I guess I see pets as family, and I would because I’m an only child so it’s either that, imaginary friends or hardcore drugs. I feel like I’m losing a family member here, and I did something I never do, which is question a parent’s personal decision. I argued with my mom a couple times in the last few days about how I think this is a mistake, but ultimately we agreed that it’s the best thing because she and my stepdad obviously have no soul.
Bah, it still sucks. The reason, really, is that given their move to a small condo from a very large house, plus other life changes, taking care of the dog is harder than it used to be.
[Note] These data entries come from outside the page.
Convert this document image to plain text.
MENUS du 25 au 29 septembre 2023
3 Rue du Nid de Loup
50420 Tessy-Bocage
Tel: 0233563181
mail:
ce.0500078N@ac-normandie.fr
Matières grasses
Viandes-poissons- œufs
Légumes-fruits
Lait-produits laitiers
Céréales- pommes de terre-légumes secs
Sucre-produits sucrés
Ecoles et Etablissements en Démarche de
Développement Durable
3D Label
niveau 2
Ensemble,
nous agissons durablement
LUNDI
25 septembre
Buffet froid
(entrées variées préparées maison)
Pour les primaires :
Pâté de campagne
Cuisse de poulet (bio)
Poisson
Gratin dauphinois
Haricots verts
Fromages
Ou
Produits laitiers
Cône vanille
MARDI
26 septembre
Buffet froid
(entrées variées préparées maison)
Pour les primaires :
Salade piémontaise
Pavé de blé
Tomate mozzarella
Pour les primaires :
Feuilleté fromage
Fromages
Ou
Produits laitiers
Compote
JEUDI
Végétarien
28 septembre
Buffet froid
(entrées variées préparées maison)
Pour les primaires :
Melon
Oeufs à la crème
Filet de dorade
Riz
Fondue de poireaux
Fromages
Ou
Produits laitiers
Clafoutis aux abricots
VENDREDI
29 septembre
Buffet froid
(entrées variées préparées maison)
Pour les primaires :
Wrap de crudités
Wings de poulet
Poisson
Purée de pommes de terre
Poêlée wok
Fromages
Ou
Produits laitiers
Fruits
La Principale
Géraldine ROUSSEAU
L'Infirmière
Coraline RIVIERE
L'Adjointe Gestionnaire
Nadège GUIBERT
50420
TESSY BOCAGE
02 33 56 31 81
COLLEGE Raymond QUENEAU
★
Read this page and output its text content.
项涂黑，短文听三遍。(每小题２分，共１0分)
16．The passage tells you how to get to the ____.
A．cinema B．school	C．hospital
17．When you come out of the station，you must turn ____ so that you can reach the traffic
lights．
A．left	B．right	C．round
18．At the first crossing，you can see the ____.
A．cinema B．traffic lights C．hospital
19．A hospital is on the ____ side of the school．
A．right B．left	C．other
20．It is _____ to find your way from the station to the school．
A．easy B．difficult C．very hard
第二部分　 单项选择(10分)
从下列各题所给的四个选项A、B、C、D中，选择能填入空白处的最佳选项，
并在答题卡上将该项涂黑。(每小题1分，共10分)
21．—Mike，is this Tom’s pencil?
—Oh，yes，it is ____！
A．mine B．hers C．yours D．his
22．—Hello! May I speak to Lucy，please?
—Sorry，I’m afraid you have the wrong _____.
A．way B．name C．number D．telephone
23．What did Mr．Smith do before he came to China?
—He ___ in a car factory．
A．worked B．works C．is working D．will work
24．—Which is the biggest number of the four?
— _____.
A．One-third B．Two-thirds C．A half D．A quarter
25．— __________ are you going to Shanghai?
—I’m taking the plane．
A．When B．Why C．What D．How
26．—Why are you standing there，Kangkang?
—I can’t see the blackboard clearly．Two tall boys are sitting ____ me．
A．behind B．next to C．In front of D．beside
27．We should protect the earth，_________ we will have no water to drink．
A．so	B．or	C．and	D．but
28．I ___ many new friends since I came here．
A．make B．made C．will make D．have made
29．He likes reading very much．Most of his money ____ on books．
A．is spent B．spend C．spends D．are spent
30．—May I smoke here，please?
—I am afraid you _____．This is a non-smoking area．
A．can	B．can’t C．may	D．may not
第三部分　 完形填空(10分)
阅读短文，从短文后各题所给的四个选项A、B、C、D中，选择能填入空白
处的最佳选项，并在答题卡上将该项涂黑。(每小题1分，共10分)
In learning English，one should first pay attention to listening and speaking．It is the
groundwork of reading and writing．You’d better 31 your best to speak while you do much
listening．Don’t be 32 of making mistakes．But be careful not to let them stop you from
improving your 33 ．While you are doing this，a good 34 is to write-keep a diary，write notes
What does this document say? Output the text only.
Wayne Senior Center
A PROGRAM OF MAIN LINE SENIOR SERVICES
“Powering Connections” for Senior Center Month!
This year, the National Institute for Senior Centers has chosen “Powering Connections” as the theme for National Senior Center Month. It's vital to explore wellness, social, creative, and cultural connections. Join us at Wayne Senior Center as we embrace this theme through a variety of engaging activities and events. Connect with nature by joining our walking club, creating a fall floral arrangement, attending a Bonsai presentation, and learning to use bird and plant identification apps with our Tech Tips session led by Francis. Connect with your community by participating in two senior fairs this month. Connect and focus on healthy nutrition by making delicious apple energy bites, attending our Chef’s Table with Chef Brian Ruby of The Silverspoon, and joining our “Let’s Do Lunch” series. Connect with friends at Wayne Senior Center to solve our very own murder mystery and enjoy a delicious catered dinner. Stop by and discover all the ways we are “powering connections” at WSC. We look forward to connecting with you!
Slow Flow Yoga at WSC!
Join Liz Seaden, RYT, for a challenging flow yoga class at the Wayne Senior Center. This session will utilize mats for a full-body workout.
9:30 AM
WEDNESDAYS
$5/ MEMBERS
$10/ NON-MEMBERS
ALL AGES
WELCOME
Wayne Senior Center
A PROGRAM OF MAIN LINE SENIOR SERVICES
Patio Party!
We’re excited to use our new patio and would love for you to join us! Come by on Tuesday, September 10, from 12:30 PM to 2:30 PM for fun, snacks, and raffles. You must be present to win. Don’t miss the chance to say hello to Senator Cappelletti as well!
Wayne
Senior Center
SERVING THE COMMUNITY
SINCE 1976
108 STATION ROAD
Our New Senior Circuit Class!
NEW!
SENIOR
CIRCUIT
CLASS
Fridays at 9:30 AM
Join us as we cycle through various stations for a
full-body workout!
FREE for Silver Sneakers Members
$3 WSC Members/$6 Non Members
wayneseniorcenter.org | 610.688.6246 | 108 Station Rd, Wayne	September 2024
And the dog is a purebred and while stupid is still quite cute, so there have been a bunch of people wanting to take him. He’s not gone yet but he could be this week, and I’m sorry I was too tired to visit this weekend and say goodbye.
The other household pet is Mom’s Maine Coon cat Spooky, whom they got maybe a decade ago from the SPCA, who guessed the cat’s age at that point to be around 10. That cat is old and crotchety and its fur is all clumped up and matted, and I figure it’s still alive only out of spite for us. Spooks’ kidneys are starting to fail, though, so we probably will be saying goodbye to her sometime in the next year. Oh well, it’s hard to be that upset about the death of a pet that’s had a good life and is frankly on borrowed time at this point.
I think the real reason I’m more upset than I expected is because I’m imagining what it would be like to have to give up my cat Shebang, and that’s a really, really sad prospect. As far as I’m concerned, my home is not home without my pet, and neither are my parents’.